Psychosocial Support & Research Program

Research is another critical component of the psychosocial program. Our research studies are designed to learn how to best help patients and their families prepare for, adjust to, and cope with the effects of cancer and other related medical conditions while enrolled on research protocols in several NCI Branches and NIH Institutes.  


Our current research is aimed at examining children's coping and distress,  adolescent and young adult issues, parental needs and adjustment, sibling issues, mental health challenges, and development of interventions, such as workbooks and board games designed to meet the needs of critically ill children and their families. 

Patients and families are invited to participate in psychosocial research protocols while they are undergoing treatment at the NCI. You and your child may be eligible to participate in some of the current research initiatives.

For an overview of our available clinical services, please visit our clinical program.

Behavioral Health Support for CCR Clinical Trials

Along with the group’s own research, the Psychosocial Support and Research Group supports the clinical trials of NIH principal investigators by developing psychosocial research objectives and methodologies, including quality of life assessments and in-depth qualitative interviews to assess psychosocial and behavioral outcomes. Read more about the program's studies below.

Longitudinal Early Advance Care Planning Discussions and Documentation (LEADD) Program: An Exploratory Study in Adolescents and Young Adults (AYAs) Receiving Hematopoietic Stem Cell Transplant

This study aims to determine if AYAs who undergo hematopoietic stem cell transplant and their caregivers benefit from discussing advanced care planning topics, such as their values, priorities, and goals. Learn more about this study here.

Voicing My CHOiCESTM as a Tool for Advanced Care Planning in Young Adults with Metastatic, Recurrent, or Progressive Cancer

This study is being conducted to determine the helpfulness of Voicing My CHOiCESTM, and to determine if advanced care planning with young adults has psychosocial effects.  Voicing My CHOiCESTM is an end of life planning guide that was developed during prior research based on adolescent and young adult feedback that they wanted to part in their care planning.

Checking Out Checking In:  The Development and Validation of an Electronic Screening Measure of Psychosocial Distress in Patients with Cancer and Other Chronic Illnesses

This study is designed to develop a brief electronic screening tool, Checking In, which would assist clinicians in assessing the presence of psychological distress in children and adolescents with cancer and other serious medical illnesses.

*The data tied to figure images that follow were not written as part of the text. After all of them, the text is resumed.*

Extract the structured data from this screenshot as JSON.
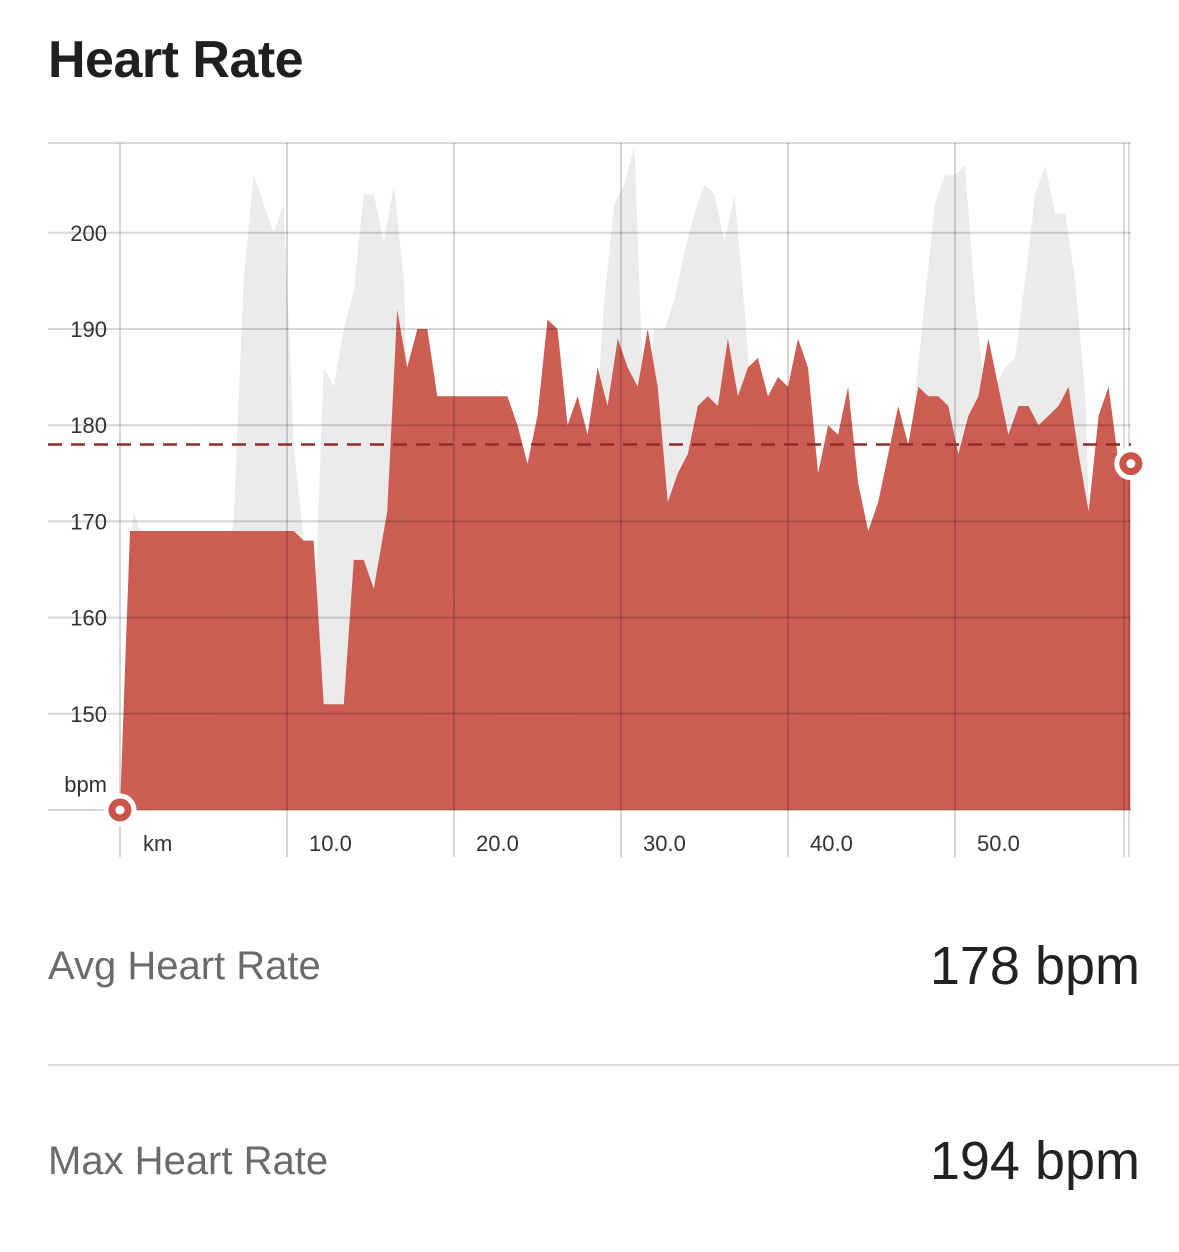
{
  "header": {
    "title": "Heart Rate"
  },
  "colors": {
    "hr_fill": "#c9554a",
    "bg_series": "#ebebeb",
    "avg_line": "#8e2d27",
    "grid": "#d7d7d7"
  },
  "chart_data": {
    "type": "area",
    "ylabel": "bpm",
    "xlabel": "km",
    "ylim": [
      140,
      210
    ],
    "xlim": [
      0,
      60.5
    ],
    "y_ticks": [
      "150",
      "160",
      "170",
      "180",
      "190",
      "200"
    ],
    "y_tick_values": [
      150,
      160,
      170,
      180,
      190,
      200
    ],
    "x_ticks": [
      "10.0",
      "20.0",
      "30.0",
      "40.0",
      "50.0"
    ],
    "x_tick_values": [
      10,
      20,
      30,
      40,
      50
    ],
    "average": 178,
    "grid": true,
    "series": [
      {
        "values": [
          [
            0,
            140
          ],
          [
            0.6,
            169
          ],
          [
            10.4,
            169
          ],
          [
            11,
            168
          ],
          [
            11.6,
            168
          ],
          [
            12.2,
            151
          ],
          [
            13.4,
            151
          ],
          [
            14,
            166
          ],
          [
            14.6,
            166
          ],
          [
            15.2,
            163
          ],
          [
            16,
            171
          ],
          [
            16.6,
            192
          ],
          [
            17.2,
            186
          ],
          [
            17.8,
            190
          ],
          [
            18.4,
            190
          ],
          [
            19,
            183
          ],
          [
            23.2,
            183
          ],
          [
            23.8,
            180
          ],
          [
            24.4,
            176
          ],
          [
            25,
            181
          ],
          [
            25.6,
            191
          ],
          [
            26.2,
            190
          ],
          [
            26.8,
            180
          ],
          [
            27.4,
            183
          ],
          [
            28,
            179
          ],
          [
            28.6,
            186
          ],
          [
            29.2,
            182
          ],
          [
            29.8,
            189
          ],
          [
            30.4,
            186
          ],
          [
            31,
            184
          ],
          [
            31.6,
            190
          ],
          [
            32.2,
            184
          ],
          [
            32.8,
            172
          ],
          [
            33.4,
            175
          ],
          [
            34,
            177
          ],
          [
            34.6,
            182
          ],
          [
            35.2,
            183
          ],
          [
            35.8,
            182
          ],
          [
            36.4,
            189
          ],
          [
            37,
            183
          ],
          [
            37.6,
            186
          ],
          [
            38.2,
            187
          ],
          [
            38.8,
            183
          ],
          [
            39.4,
            185
          ],
          [
            40,
            184
          ],
          [
            40.6,
            189
          ],
          [
            41.2,
            186
          ],
          [
            41.8,
            175
          ],
          [
            42.4,
            180
          ],
          [
            43,
            179
          ],
          [
            43.6,
            184
          ],
          [
            44.2,
            174
          ],
          [
            44.8,
            169
          ],
          [
            45.4,
            172
          ],
          [
            46,
            177
          ],
          [
            46.6,
            182
          ],
          [
            47.2,
            178
          ],
          [
            47.8,
            184
          ],
          [
            48.4,
            183
          ],
          [
            49,
            183
          ],
          [
            49.6,
            182
          ],
          [
            50.2,
            177
          ],
          [
            50.8,
            181
          ],
          [
            51.4,
            183
          ],
          [
            52,
            189
          ],
          [
            52.6,
            184
          ],
          [
            53.2,
            179
          ],
          [
            53.8,
            182
          ],
          [
            54.4,
            182
          ],
          [
            55,
            180
          ],
          [
            55.6,
            181
          ],
          [
            56.2,
            182
          ],
          [
            56.8,
            184
          ],
          [
            57.4,
            177
          ],
          [
            58,
            171
          ],
          [
            58.6,
            181
          ],
          [
            59.2,
            184
          ],
          [
            59.8,
            176
          ],
          [
            60.5,
            176
          ]
        ]
      },
      {
        "values": [
          [
            0,
            140
          ],
          [
            0.4,
            160
          ],
          [
            0.8,
            171
          ],
          [
            1.4,
            168
          ],
          [
            2,
            150
          ],
          [
            2.6,
            143
          ],
          [
            3.2,
            149
          ],
          [
            3.8,
            149
          ],
          [
            4.4,
            149
          ],
          [
            5,
            145
          ],
          [
            5.6,
            150
          ],
          [
            6.2,
            162
          ],
          [
            6.8,
            170
          ],
          [
            7.4,
            195
          ],
          [
            8,
            206
          ],
          [
            8.6,
            203
          ],
          [
            9.2,
            200
          ],
          [
            9.8,
            203
          ],
          [
            10.4,
            178
          ],
          [
            11,
            168
          ],
          [
            11.6,
            158
          ],
          [
            12.2,
            186
          ],
          [
            12.8,
            184
          ],
          [
            13.4,
            190
          ],
          [
            14,
            194
          ],
          [
            14.6,
            204
          ],
          [
            15.2,
            204
          ],
          [
            15.8,
            199
          ],
          [
            16.4,
            205
          ],
          [
            17,
            195
          ],
          [
            17.6,
            162
          ],
          [
            18.2,
            147
          ],
          [
            18.8,
            142
          ],
          [
            19.4,
            145
          ],
          [
            20,
            163
          ],
          [
            20.6,
            154
          ],
          [
            21.2,
            170
          ],
          [
            21.8,
            162
          ],
          [
            22.4,
            148
          ],
          [
            23,
            142
          ],
          [
            23.6,
            141
          ],
          [
            24.2,
            151
          ],
          [
            24.8,
            145
          ],
          [
            25.4,
            143
          ],
          [
            26,
            145
          ],
          [
            26.6,
            145
          ],
          [
            27.2,
            148
          ],
          [
            27.8,
            160
          ],
          [
            28.4,
            178
          ],
          [
            29,
            193
          ],
          [
            29.6,
            203
          ],
          [
            30.2,
            205
          ],
          [
            30.8,
            209
          ],
          [
            31.4,
            180
          ],
          [
            32,
            190
          ],
          [
            32.6,
            190
          ],
          [
            33.2,
            193
          ],
          [
            33.8,
            198
          ],
          [
            34.4,
            202
          ],
          [
            35,
            205
          ],
          [
            35.6,
            204
          ],
          [
            36.2,
            199
          ],
          [
            36.8,
            204
          ],
          [
            37.4,
            192
          ],
          [
            38,
            178
          ],
          [
            38.6,
            151
          ],
          [
            39.2,
            151
          ],
          [
            39.8,
            150
          ],
          [
            40.4,
            145
          ],
          [
            41,
            162
          ],
          [
            41.6,
            164
          ],
          [
            42.2,
            171
          ],
          [
            42.8,
            167
          ],
          [
            43.4,
            168
          ],
          [
            44,
            153
          ],
          [
            44.6,
            141
          ],
          [
            45.2,
            145
          ],
          [
            45.8,
            146
          ],
          [
            46.4,
            153
          ],
          [
            47,
            164
          ],
          [
            47.6,
            183
          ],
          [
            48.2,
            193
          ],
          [
            48.8,
            203
          ],
          [
            49.4,
            206
          ],
          [
            50,
            206
          ],
          [
            50.6,
            207
          ],
          [
            51.2,
            193
          ],
          [
            51.8,
            183
          ],
          [
            52.4,
            184
          ],
          [
            53,
            186
          ],
          [
            53.6,
            187
          ],
          [
            54.2,
            195
          ],
          [
            54.8,
            204
          ],
          [
            55.4,
            207
          ],
          [
            56,
            202
          ],
          [
            56.6,
            202
          ],
          [
            57.2,
            195
          ],
          [
            57.8,
            183
          ],
          [
            58.4,
            151
          ],
          [
            59,
            150
          ],
          [
            59.6,
            166
          ],
          [
            60.5,
            160
          ]
        ]
      }
    ]
  },
  "axis": {
    "unit_y": "bpm",
    "unit_x": "km"
  },
  "stats": [
    {
      "label": "Avg Heart Rate",
      "value": "178 bpm"
    },
    {
      "label": "Max Heart Rate",
      "value": "194 bpm"
    }
  ]
}
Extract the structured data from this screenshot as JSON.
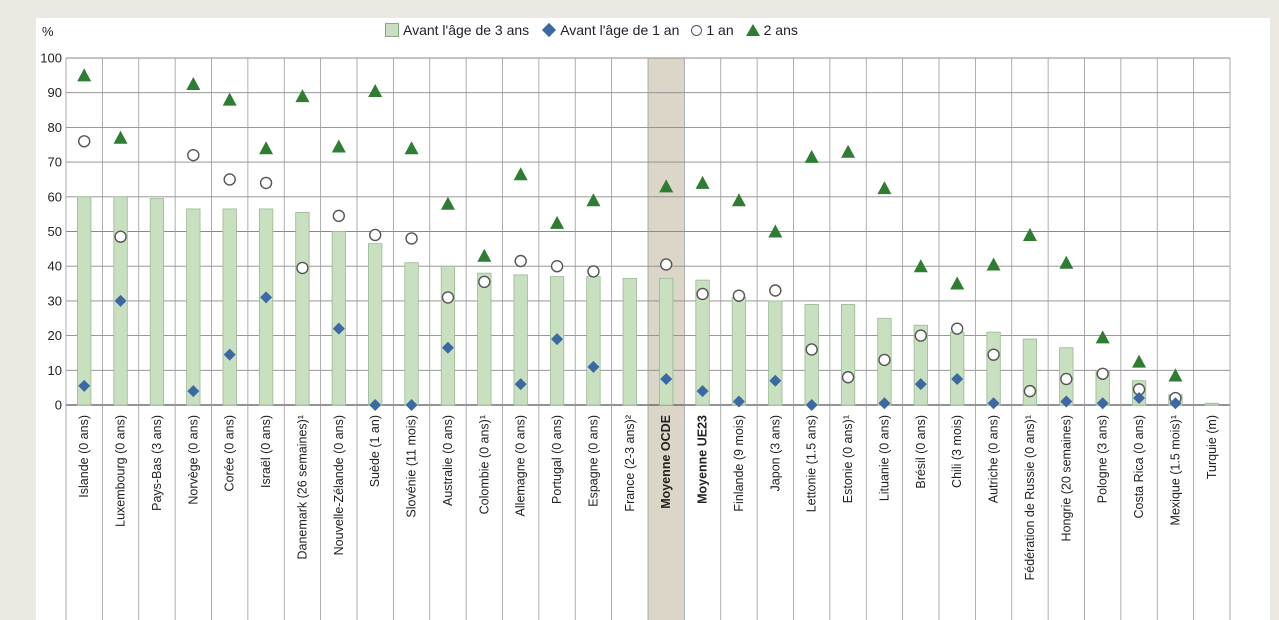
{
  "chart_data": {
    "type": "bar",
    "ylabel": "%",
    "ylim": [
      0,
      100
    ],
    "yticks": [
      0,
      10,
      20,
      30,
      40,
      50,
      60,
      70,
      80,
      90,
      100
    ],
    "grid": true,
    "legend_position": "top",
    "highlight_category": "Moyenne OCDE",
    "bold_categories": [
      "Moyenne OCDE",
      "Moyenne UE23"
    ],
    "categories": [
      "Islande (0 ans)",
      "Luxembourg (0 ans)",
      "Pays-Bas (3 ans)",
      "Norvège (0 ans)",
      "Corée (0 ans)",
      "Israël (0 ans)",
      "Danemark (26 semaines)¹",
      "Nouvelle-Zélande (0 ans)",
      "Suède (1 an)",
      "Slovénie (11 mois)",
      "Australie (0 ans)",
      "Colombie (0 ans)¹",
      "Allemagne (0 ans)",
      "Portugal (0 ans)",
      "Espagne (0 ans)",
      "France (2-3 ans)²",
      "Moyenne OCDE",
      "Moyenne UE23",
      "Finlande (9 mois)",
      "Japon (3 ans)",
      "Lettonie (1.5 ans)",
      "Estonie (0 ans)¹",
      "Lituanie (0 ans)",
      "Brésil (0 ans)",
      "Chili (3 mois)",
      "Autriche (0 ans)",
      "Fédération de Russie (0 ans)¹",
      "Hongrie (20 semaines)",
      "Pologne (3 ans)",
      "Costa Rica (0 ans)",
      "Mexique (1.5 mois)¹",
      "Turquie (m)"
    ],
    "series": [
      {
        "name": "Avant l'âge de 3 ans",
        "type": "bar",
        "color": "#c8dfc0",
        "values": [
          60,
          60,
          59.5,
          56.5,
          56.5,
          56.5,
          55.5,
          50,
          46.5,
          41,
          40,
          38,
          37.5,
          37,
          37,
          36.5,
          36.5,
          36,
          31,
          30,
          29,
          29,
          25,
          23,
          21,
          21,
          19,
          16.5,
          10,
          7,
          3,
          0.5
        ]
      },
      {
        "name": "Avant l'âge de 1 an",
        "type": "diamond",
        "color": "#3c69a4",
        "values": [
          5.5,
          30,
          null,
          4,
          14.5,
          31,
          null,
          22,
          0,
          0,
          16.5,
          null,
          6,
          19,
          11,
          null,
          7.5,
          4,
          1,
          7,
          0,
          null,
          0.5,
          6,
          7.5,
          0.5,
          null,
          1,
          0.5,
          2,
          0.5,
          null
        ]
      },
      {
        "name": "1 an",
        "type": "circle",
        "color": "#ffffff",
        "values": [
          76,
          48.5,
          null,
          72,
          65,
          64,
          39.5,
          54.5,
          49,
          48,
          31,
          35.5,
          41.5,
          40,
          38.5,
          null,
          40.5,
          32,
          31.5,
          33,
          16,
          8,
          13,
          20,
          22,
          14.5,
          4,
          7.5,
          9,
          4.5,
          2,
          null
        ]
      },
      {
        "name": "2 ans",
        "type": "triangle",
        "color": "#2e7d32",
        "values": [
          95,
          77,
          null,
          92.5,
          88,
          74,
          89,
          74.5,
          90.5,
          74,
          58,
          43,
          66.5,
          52.5,
          59,
          null,
          63,
          64,
          59,
          50,
          71.5,
          73,
          62.5,
          40,
          35,
          40.5,
          49,
          41,
          19.5,
          12.5,
          8.5,
          null
        ]
      }
    ]
  }
}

Understanding the Influence of Childhood Cancer on the Parents’ Marital/Partner Relationship

This study was designed to explore whether the stress associated with having a child with cancer is perceived to impact the marital/partner relationship, and if so, which time points and events during the cancer trajectory is the relationship most stressed and/or strengthened.

Pilot Study of Educational Interventions in Pediatric Hematopoietic Stem Cell Donors to Increase Donation and Transplantation Procedure Knowledge

This study was designed to assess sibling stem cell donors’ understanding of transplant procedures and to learn if certain educational interventions impact their knowledge and anxiety prior to donating their stem cells. The study also helps to identify donors who may require additional preparation prior to stem cell collection.

Pediatric Amputation: The Experience of a Pediatric Amputee in Preparation for Surgery

This is a pilot study designed to gather qualitative information from older adolescents and adults who experienced an amputation in childhood. Areas of interest include the level of involvement in deciding to pursue amputation, the quantity and quality of preparation pre- and post- limb removal, as well as thoughts pertaining to helpful pre-surgical interventions. Outcomes of this study will be used to improve emotional preparation for pediatric amputation.